The disciplinary decision will be upheld as long as it is supported by “some evidence in the record,” which is a meager standard. Scruggs v. Jordan, 485 F.3d 934, 941 (7th Cir. 2007) (“once the meager threshold has been crossed our inquiry ends.”). On habeas review, the court does not reweigh the evidence or determine credibility. See Meeks v. McBride, 81 F.3d 717, 720 (7th Cir. 1996). Rather, the court merely looks to whether there is any evidence in the record supporting the disciplinary decision. See Henderson v. U.S. Parole Comm’n, 13 F.3d 1073, 1077 (7th Cir. 1994) (a court can overturn a disciplinary decision only if no reasonable adjudicator could have found the inmate guilty of the offense based on the evidence presented).

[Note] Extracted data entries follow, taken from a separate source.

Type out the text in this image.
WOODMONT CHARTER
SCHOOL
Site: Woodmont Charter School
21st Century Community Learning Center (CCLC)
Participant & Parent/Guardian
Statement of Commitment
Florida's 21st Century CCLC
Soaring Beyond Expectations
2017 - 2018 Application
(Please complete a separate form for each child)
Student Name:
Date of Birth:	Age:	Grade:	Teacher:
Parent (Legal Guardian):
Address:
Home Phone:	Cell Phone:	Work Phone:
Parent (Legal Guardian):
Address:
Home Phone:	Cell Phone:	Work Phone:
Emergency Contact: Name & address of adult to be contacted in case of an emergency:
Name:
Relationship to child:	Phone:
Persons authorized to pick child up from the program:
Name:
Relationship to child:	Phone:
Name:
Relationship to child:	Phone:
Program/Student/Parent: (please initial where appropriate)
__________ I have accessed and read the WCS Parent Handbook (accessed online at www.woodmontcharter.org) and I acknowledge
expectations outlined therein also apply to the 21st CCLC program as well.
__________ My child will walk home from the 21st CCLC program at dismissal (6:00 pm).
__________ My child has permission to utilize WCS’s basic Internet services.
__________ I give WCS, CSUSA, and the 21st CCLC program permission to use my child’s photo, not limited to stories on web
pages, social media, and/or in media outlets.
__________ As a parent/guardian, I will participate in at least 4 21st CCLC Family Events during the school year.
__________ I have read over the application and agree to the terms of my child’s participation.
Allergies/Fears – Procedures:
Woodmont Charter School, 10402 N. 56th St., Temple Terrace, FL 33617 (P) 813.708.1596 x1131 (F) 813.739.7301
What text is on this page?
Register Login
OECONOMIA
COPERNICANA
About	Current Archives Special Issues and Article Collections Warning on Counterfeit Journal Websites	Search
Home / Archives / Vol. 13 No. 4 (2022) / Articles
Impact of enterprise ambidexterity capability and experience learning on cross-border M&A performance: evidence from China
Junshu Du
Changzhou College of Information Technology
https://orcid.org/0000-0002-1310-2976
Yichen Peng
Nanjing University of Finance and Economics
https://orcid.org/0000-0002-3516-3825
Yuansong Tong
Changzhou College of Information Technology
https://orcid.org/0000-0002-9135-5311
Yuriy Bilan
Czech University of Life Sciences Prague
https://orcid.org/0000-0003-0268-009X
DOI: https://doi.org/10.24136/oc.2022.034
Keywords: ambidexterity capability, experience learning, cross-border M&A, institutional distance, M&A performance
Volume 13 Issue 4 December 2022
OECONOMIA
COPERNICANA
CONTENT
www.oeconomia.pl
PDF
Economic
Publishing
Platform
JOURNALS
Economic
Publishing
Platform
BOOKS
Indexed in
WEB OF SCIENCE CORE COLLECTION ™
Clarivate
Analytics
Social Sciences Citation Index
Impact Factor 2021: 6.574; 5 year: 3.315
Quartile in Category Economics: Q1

A federal prisoner must exhaust his federal administrative remedies before seeking habeas relief in court. See Richmond v. Scibana, 387 F.3d 602, 604 (7th Cir. 2004) (“A common- law exhaustion rule applies to § 2241 actions even though § 1997e(a) does not.”). Proper exhaustion requires compliance with the Bureau of Prisons’ Administrative Remedy Program, which is set out at 28 C.F.R. §§ 542.10-542.19. See Woodford v. Ngo, 548 U.S. 81, 90-91 (2006) (“Proper exhaustion demands compliance with an agency's deadlines and other critical procedural rules because no adjudicative system can function effectively without imposing some orderly structure on the course of its proceedings.”).